The 'best' way to get Azure working on Azure is to have a worker role run Lucene.NET, and create an index periodically (it needs to be refreshed from time to time to handle new entries) and store the index on the file system (BLOB storage). The BLOB storage can be accessed through a REST API or through the Azure API for .NET (or other languages). There is a project to do this automatically for you, it's called AzureDirectory and simply stores your index in the BLOB storage for you.
The BLOB storage automatically replicates the index across other servers in the same location (local replication) or in other countries/states (geo replication).

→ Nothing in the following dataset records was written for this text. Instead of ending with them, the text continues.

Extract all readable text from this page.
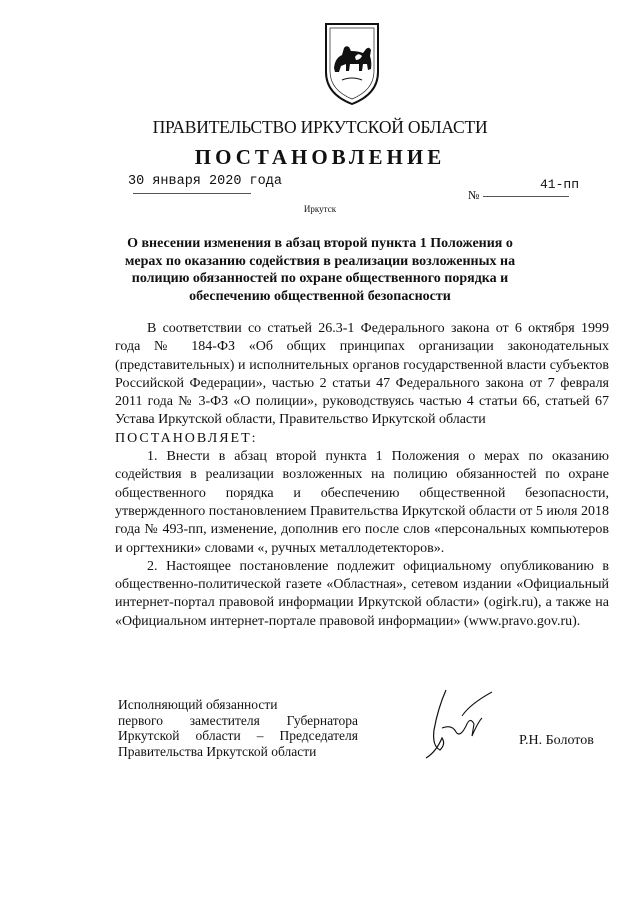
ПРАВИТЕЛЬСТВО ИРКУТСКОЙ ОБЛАСТИ
ПОСТАНОВЛЕНИЕ
30 января 2020 года
№
41-пп
Иркутск
О внесении изменения в абзац второй пункта 1 Положения о мерах по оказанию содействия в реализации возложенных на полицию обязанностей по охране общественного порядка и обеспечению общественной безопасности

В соответствии со статьей 26.3-1 Федерального закона от 6 октября 1999 года № 184-ФЗ «Об общих принципах организации законодательных (представительных) и исполнительных органов государственной власти субъектов Российской Федерации», частью 2 статьи 47 Федерального закона от 7 февраля 2011 года № 3-ФЗ «О полиции», руководствуясь частью 4 статьи 66, статьей 67 Устава Иркутской области, Правительство Иркутской области

ПОСТАНОВЛЯЕТ:

1. Внести в абзац второй пункта 1 Положения о мерах по оказанию содействия в реализации возложенных на полицию обязанностей по охране общественного порядка и обеспечению общественной безопасности, утвержденного постановлением Правительства Иркутской области от 5 июля 2018 года № 493-пп, изменение, дополнив его после слов «персональных компьютеров и оргтехники» словами «, ручных металлодетекторов».

2. Настоящее постановление подлежит официальному опубликованию в общественно-политической газете «Областная», сетевом издании «Официальный интернет-портал правовой информации Иркутской области» (ogirk.ru), а также на «Официальном интернет-портале правовой информации» (www.pravo.gov.ru).

Исполняющий обязанности
первого заместителя Губернатора
Иркутской области – Председателя
Правительства Иркутской области
Р.Н. Болотов
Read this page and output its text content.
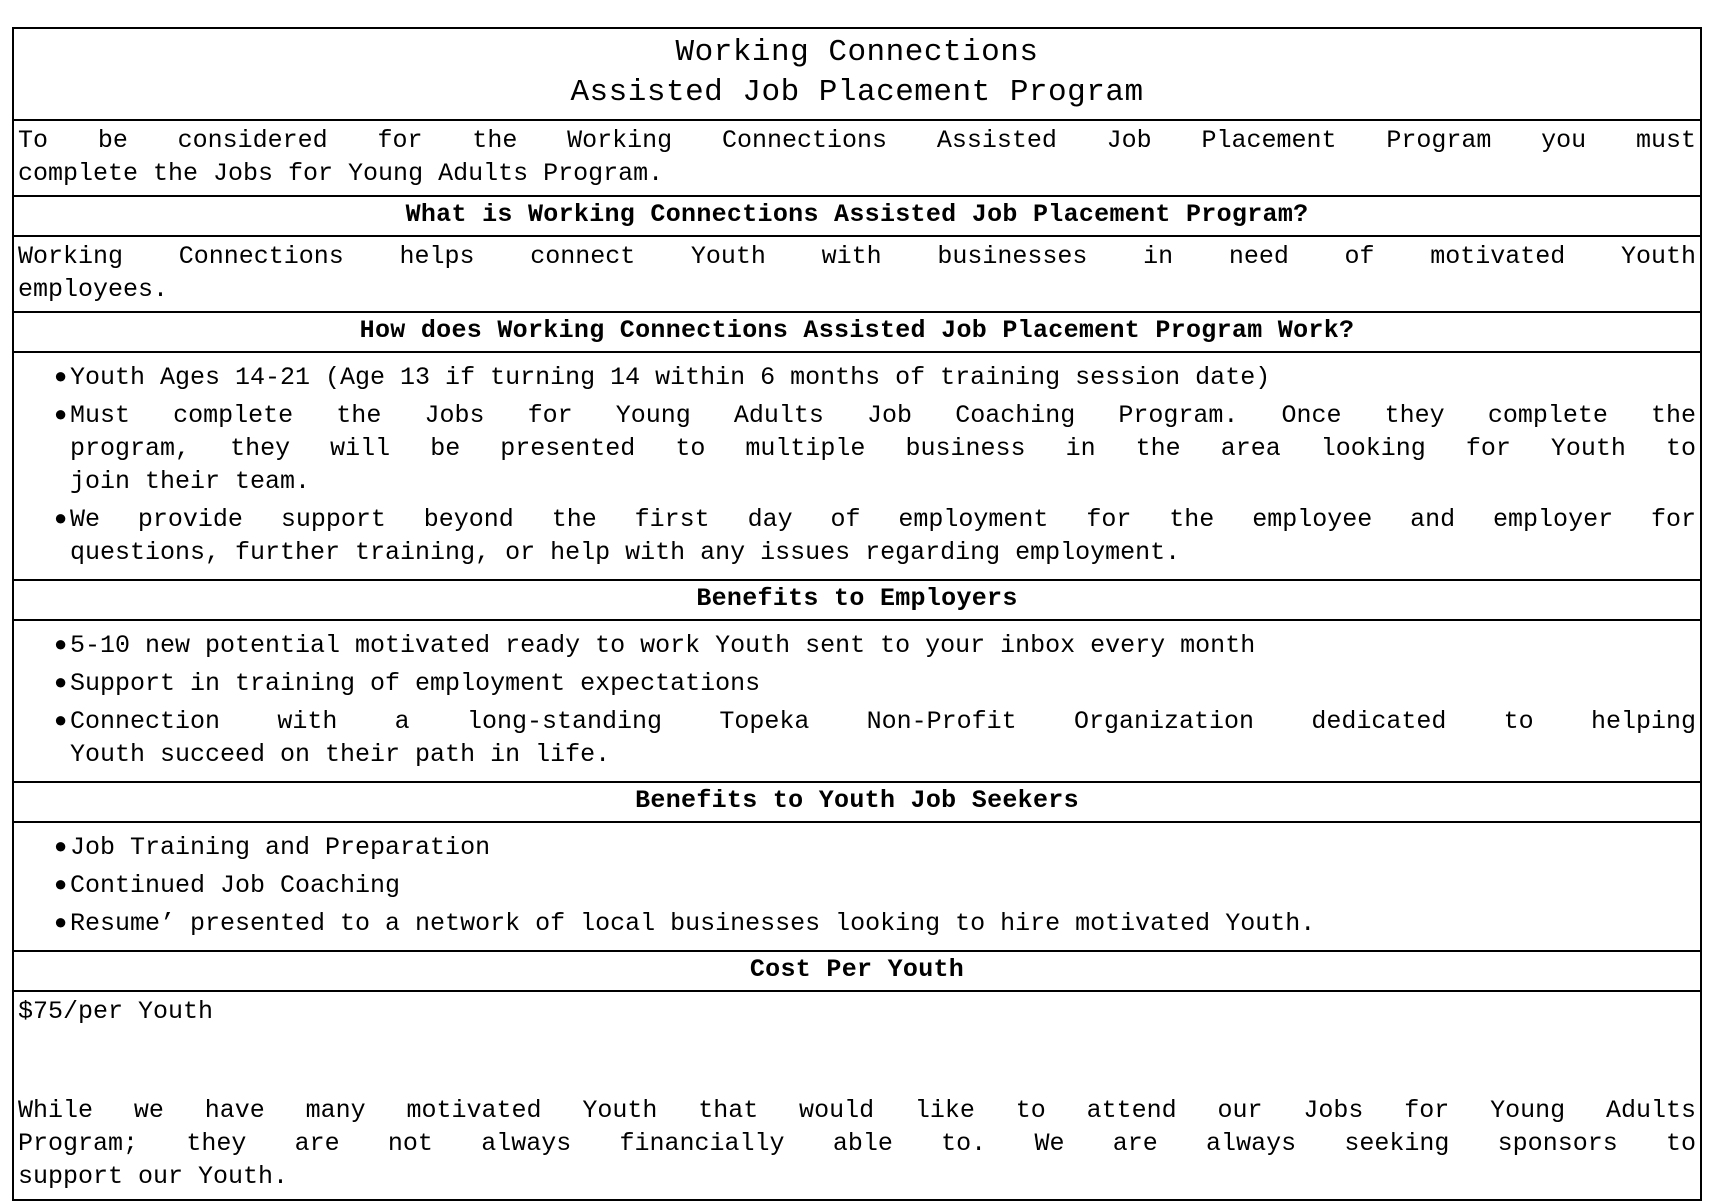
Working Connections
Assisted Job Placement Program
To be considered for the Working Connections Assisted Job Placement Program you must
complete the Jobs for Young Adults Program.
What is Working Connections Assisted Job Placement Program?
Working Connections helps connect Youth with businesses in need of motivated Youth
employees.
How does Working Connections Assisted Job Placement Program Work?
● Youth Ages 14-21 (Age 13 if turning 14 within 6 months of training session date)
● Must complete the Jobs for Young Adults Job Coaching Program. Once they complete the
program, they will be presented to multiple business in the area looking for Youth to
join their team.
● We provide support beyond the first day of employment for the employee and employer for
questions, further training, or help with any issues regarding employment.
Benefits to Employers
● 5-10 new potential motivated ready to work Youth sent to your inbox every month
● Support in training of employment expectations
● Connection with a long-standing Topeka Non-Profit Organization dedicated to helping
Youth succeed on their path in life.
Benefits to Youth Job Seekers
● Job Training and Preparation
● Continued Job Coaching
● Resume’ presented to a network of local businesses looking to hire motivated Youth.
Cost Per Youth
$75/per Youth
While we have many motivated Youth that would like to attend our Jobs for Young Adults
Program; they are not always financially able to. We are always seeking sponsors to
support our Youth.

When the index is created on the (distributed) file system, other servers can access the data (they can't access data from other servers, that's why we place it in the BLOB storage) by reading the contents from the BLOB storage and processing it further to handle search requests.
In the image above you can see my setup: I have 1 worker role (there's no use having multiple instances of it, because only 1 worker can create the index) which creates an index in the BLOB storage, and I have a web role that has read-only access to the index to handle search requests.
The problem

There is a problem however. The AzureDirectory project is outdated and does not work with Azure SDK version 1.8. No matter what version of AzureDirectory or Lucene.NET you try, the examples from the internet won't work because you will get many build errors and DLLs that can't be found by Visual Studio.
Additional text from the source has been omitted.